L'Onu avverte: la decisione israeliana sui terreni in Cisgiordania mina la pace e la soluzione dei due Stati.
NEW YORK - Il segretario generale dell'Onu, Antonio Guterres, condanna la decisione del governo israeliano di riprendere le procedure di registrazione dei terreni nell'area C della Cisgiordania occupata, a seguito di una decisione del governo del maggio 2025.
«La decisione potrebbe portare all'espropriazione dei palestinesi delle loro proprietà e rischia di espandere il controllo israeliano sui terreni nell'area - si legge in un a nota del portavoce delle Nazioni Unite, Stephane Dujarric -. Tali misure, inclusa la continua presenza di Israele nei Territori Palestinesi Occupati, non sono solo destabilizzanti ma, come ricordato dalla Corte Internazionale di Giustizia, illegali».

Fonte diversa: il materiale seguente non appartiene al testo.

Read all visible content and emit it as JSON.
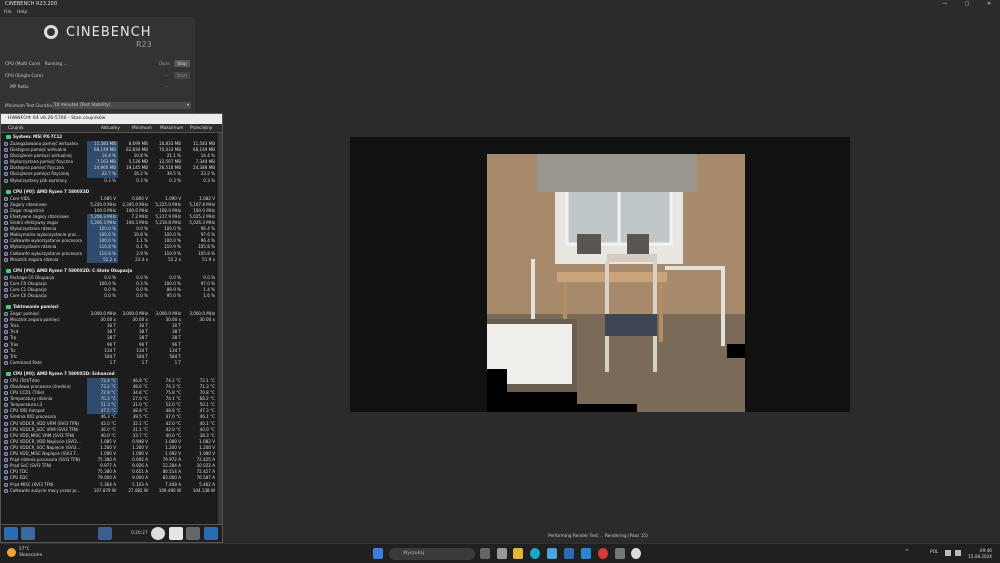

Guterres ribadisce che «tutti gli insediamenti israeliani nella Cisgiordania occupata, compresa Gerusalemme Est, non hanno validità legale e violano palesemente il diritto internazionale e le pertinenti risoluzioni Onu».
Quindi «invita il governo israeliano a revocare immediatamente tali misure e avverte nuovamente che l'attuale traiettoria sul campo sta erodendo la prospettiva della soluzione dei due Stati". Inoltre, invita "tutte le parti a preservare l'unica via per una pace duratura, una soluzione negoziata a due Stati».